Gil looked away, shrugged, then met Trudie’s gaze again with cool indifference. ‘I was interested in your first impressions, ’ he said. ‘If I’d briefed you, then you’d have seen what I told you to see. This way . . . you saw it cold. With your own eyes. Got a lot more out of it.’
Trudie’s shoulders were tensed and her eyes were narrowed to slits. She still hadn’t come down from the terror-rush, and Gil’s bullshit was rubbing her up all the wrong ways. ‘You lying sonofabitch,’ she snarled. ‘If you were interested in our impressions, you would have fucking asked.’
Gil dropped his half-smoked cigarette and stubbed it out with his heel. ‘So,’ he said, ‘Ms Pax, what were your impressions?’
She actually looked as though she was going to take a swing at him. Fun though that would have been to see, I stepped in to take the heat. For better or worse, I still needed the help that Jenna-Jane’s team could offer me. If they were at each other’s throats, they’d be able to offer me a whole lot less.

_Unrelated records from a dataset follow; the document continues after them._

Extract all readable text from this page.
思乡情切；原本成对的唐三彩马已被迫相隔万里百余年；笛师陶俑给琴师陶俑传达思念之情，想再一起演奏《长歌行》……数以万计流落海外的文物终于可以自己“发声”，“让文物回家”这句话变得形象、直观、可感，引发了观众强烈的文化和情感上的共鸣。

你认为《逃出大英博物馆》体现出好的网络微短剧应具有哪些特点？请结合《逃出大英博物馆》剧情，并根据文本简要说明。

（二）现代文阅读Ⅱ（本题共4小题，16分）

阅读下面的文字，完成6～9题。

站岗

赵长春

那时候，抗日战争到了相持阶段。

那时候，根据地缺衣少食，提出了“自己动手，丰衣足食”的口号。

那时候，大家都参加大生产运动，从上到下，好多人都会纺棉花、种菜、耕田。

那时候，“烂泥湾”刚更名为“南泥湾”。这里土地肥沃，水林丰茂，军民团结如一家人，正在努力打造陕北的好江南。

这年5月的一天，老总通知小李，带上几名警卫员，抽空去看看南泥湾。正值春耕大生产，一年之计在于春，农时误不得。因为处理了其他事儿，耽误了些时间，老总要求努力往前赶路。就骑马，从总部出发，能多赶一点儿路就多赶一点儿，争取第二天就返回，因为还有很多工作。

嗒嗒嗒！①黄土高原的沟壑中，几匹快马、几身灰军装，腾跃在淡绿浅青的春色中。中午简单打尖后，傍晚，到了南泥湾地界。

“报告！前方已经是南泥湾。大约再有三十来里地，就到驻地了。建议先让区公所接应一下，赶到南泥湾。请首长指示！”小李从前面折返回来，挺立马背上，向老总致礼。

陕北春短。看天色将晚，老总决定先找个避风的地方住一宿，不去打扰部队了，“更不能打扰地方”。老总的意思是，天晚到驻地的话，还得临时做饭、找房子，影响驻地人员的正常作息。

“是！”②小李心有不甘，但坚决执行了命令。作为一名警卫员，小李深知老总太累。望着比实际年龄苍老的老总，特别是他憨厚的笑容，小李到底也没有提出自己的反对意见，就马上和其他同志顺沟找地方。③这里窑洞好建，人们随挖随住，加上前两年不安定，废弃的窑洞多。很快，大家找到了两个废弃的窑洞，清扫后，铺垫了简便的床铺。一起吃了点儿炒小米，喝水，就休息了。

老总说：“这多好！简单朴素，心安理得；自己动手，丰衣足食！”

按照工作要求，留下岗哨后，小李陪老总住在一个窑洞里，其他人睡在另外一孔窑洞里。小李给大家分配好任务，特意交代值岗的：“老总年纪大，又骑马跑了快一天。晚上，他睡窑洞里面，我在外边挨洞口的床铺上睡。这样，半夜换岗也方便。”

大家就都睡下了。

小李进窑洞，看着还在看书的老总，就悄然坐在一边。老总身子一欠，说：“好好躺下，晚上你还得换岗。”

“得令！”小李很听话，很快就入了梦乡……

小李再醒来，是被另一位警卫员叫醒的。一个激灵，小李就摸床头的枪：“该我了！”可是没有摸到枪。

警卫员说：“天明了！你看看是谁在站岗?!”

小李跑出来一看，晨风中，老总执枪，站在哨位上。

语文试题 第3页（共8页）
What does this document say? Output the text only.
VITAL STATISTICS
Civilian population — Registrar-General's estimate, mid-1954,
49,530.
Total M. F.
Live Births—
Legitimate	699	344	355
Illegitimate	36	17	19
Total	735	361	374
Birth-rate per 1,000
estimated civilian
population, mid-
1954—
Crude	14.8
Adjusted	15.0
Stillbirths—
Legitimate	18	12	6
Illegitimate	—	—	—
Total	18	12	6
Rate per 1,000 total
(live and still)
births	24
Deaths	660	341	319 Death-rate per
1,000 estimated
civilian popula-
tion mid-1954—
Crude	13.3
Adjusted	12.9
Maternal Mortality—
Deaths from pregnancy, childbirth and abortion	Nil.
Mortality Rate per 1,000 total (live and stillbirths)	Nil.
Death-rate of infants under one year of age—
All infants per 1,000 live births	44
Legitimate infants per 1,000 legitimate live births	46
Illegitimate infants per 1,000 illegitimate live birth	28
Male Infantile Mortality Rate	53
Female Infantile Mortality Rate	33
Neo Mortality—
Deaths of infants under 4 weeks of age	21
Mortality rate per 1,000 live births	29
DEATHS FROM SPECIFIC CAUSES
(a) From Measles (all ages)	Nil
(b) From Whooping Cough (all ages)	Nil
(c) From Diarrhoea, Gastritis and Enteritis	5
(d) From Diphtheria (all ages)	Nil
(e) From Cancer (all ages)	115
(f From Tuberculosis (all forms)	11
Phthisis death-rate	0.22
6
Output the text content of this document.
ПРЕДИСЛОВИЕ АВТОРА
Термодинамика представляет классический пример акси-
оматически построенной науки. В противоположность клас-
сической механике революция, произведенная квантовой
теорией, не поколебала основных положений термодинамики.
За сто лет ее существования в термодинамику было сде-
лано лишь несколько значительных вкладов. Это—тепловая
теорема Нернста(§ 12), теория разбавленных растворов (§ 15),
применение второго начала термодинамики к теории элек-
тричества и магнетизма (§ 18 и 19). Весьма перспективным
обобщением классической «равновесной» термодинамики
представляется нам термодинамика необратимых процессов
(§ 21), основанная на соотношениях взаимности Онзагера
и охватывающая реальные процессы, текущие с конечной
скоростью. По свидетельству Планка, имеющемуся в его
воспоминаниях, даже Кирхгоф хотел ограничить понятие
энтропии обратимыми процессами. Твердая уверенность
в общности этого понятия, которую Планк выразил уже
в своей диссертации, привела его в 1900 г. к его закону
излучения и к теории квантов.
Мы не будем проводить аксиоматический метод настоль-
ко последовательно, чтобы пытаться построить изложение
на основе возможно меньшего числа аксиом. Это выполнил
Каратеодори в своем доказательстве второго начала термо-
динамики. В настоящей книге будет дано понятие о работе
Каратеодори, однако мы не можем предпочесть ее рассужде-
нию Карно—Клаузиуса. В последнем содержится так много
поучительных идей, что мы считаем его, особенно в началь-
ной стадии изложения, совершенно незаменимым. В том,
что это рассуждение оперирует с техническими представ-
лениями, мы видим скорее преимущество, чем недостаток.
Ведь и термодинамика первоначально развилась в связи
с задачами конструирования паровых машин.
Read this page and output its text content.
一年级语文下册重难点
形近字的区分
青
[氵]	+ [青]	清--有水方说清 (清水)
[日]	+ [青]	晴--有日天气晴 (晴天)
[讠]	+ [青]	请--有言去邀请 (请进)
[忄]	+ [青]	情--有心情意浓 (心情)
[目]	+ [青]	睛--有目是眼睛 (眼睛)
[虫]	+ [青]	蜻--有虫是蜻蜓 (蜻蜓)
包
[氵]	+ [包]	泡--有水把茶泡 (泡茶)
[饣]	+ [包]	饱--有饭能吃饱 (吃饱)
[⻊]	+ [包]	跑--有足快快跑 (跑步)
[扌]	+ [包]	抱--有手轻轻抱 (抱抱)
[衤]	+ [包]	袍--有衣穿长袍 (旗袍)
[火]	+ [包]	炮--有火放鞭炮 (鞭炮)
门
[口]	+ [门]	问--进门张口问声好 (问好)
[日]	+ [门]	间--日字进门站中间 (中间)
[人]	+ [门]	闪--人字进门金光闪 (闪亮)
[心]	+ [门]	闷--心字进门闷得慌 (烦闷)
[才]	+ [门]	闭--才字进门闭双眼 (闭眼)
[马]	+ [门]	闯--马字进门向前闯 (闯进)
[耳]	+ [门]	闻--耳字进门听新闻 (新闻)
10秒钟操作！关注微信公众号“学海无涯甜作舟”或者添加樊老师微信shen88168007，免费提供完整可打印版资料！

‘My impression is that we’re dealing with two separate phenomena,’ I said, steamrollering over whatever Trudie was starting to say. ‘The big scary one, which is invisible, and the ghosts.’
‘Crap,’ said Gil simply. ‘They’re two aspects of the same thing.’
‘Then why weren’t the ghosts in the mix to start with?’
‘Obviously they were. But there are no rules about this stuff. A lot of people can walk right through a ghost without seeing it. We’re dealing with imperfect observers who may or may not be sensitive across the full range.’